I’m so grateful for how everything worked out. Going into labor on Memorial Day weekend meant that my parents could be in town and David’s siblings were able to visit. Had I waited any longer to wake David and head to the hospital, my water would have probably broken in the car, which would’ve been fun to clean up. If my mom hadn’t been there to advocate for me, Tiffany might have left and I would have had to deliver with a stranger. I was worried about having an IV because of the group B strep, but if that port hadn’t been in place I might not have gotten the Pitocin right away, and the bleeding could have gotten out of control. I was very weak for several days, but David was able to take a few days off and my mom stayed for a while, so I was able to rest while they took care of us. Amelia’s conception was a perfectly timed miracle, and her birth was no less perfect.
Next time–assuming, of course, we’re fortunate enough to have a next time–I would definitely get more rest beforehand. If I hadn’t been so exhausted and sleep-deprived, I think I could have saved myself the trouble of pushing for so long, and the whole labor might have gone even more quickly. Other than that, I’m not sure I would change a thing.

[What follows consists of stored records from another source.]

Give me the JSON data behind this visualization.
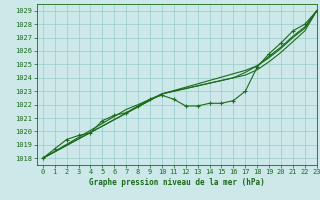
{
  "title": "Graphe pression niveau de la mer (hPa)",
  "background_color": "#cce8e8",
  "grid_color": "#99cccc",
  "line_color": "#1a6b1a",
  "xlim": [
    -0.5,
    23
  ],
  "ylim": [
    1017.5,
    1029.5
  ],
  "yticks": [
    1018,
    1019,
    1020,
    1021,
    1022,
    1023,
    1024,
    1025,
    1026,
    1027,
    1028,
    1029
  ],
  "xticks": [
    0,
    1,
    2,
    3,
    4,
    5,
    6,
    7,
    8,
    9,
    10,
    11,
    12,
    13,
    14,
    15,
    16,
    17,
    18,
    19,
    20,
    21,
    22,
    23
  ],
  "main_y": [
    1018.0,
    1018.7,
    1019.4,
    1019.7,
    1019.9,
    1020.8,
    1021.2,
    1021.4,
    1021.9,
    1022.4,
    1022.7,
    1022.4,
    1021.9,
    1021.9,
    1022.1,
    1022.1,
    1022.3,
    1023.0,
    1024.8,
    1025.8,
    1026.6,
    1027.5,
    1028.0,
    1029.0
  ],
  "linear1_y": [
    1018.0,
    1018.48,
    1018.96,
    1019.44,
    1019.92,
    1020.4,
    1020.88,
    1021.36,
    1021.84,
    1022.32,
    1022.8,
    1023.0,
    1023.2,
    1023.4,
    1023.6,
    1023.8,
    1024.0,
    1024.2,
    1024.6,
    1025.2,
    1025.9,
    1026.7,
    1027.5,
    1029.0
  ],
  "linear2_y": [
    1018.0,
    1018.48,
    1018.96,
    1019.44,
    1019.92,
    1020.4,
    1020.88,
    1021.36,
    1021.84,
    1022.32,
    1022.8,
    1023.05,
    1023.3,
    1023.55,
    1023.8,
    1024.05,
    1024.3,
    1024.55,
    1024.9,
    1025.5,
    1026.2,
    1027.0,
    1027.7,
    1029.0
  ],
  "linear3_y": [
    1018.0,
    1018.52,
    1019.04,
    1019.56,
    1020.08,
    1020.6,
    1021.12,
    1021.64,
    1022.0,
    1022.4,
    1022.8,
    1023.0,
    1023.2,
    1023.4,
    1023.6,
    1023.8,
    1024.0,
    1024.4,
    1024.9,
    1025.6,
    1026.3,
    1027.1,
    1027.8,
    1029.0
  ]
}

It was the hardest thing I’ve ever done. It was also the most incredible thing I’ve ever done. Turns out that while I may not be great at getting pregnant, once I do, I’m really good at being pregnant and then getting myself un-pregnant when it’s all over. My body is crazy and amazing and wonderful. And for all I put it through, I got such a great prize!
She’s the best.
Russell Family says
you know… I seriously love Mila's birth story. I love how you described it and made it feel like I was actually there.
Jen says
It was a pretty rad day. 🙂
Terri says
One of the most perfect days of my life. Thank you.
Jen says
Thank you for being there.
Cat M Johnson says
HARDCORE! Woo hoo! I had group B for both my kids and the docs had to pump me full of antibiotics. You're a great mom, Jen! PS- we are coming in August. PLAYDATE!!!!
Jen says
Dang antibiotics. Also, YESSS!
Rachael says
I am so glad you wrote this. I loved reading this, Jen. And I hope you post many more like this in the coming years.
Jen says
So do I, Rach. So do I.
Jenna Foote says
So you delivered with the MomDoc Midwives, too? I loved them. Melissa caught Clara. Too bad I'm done having babies or I'd totally have them catch the rest of mine, too.It was a fantastic experience.
I loved reading this! So much of it reminded me of my own delivery. Tiffany is fantastic. I really like her. And Ramona. All of them!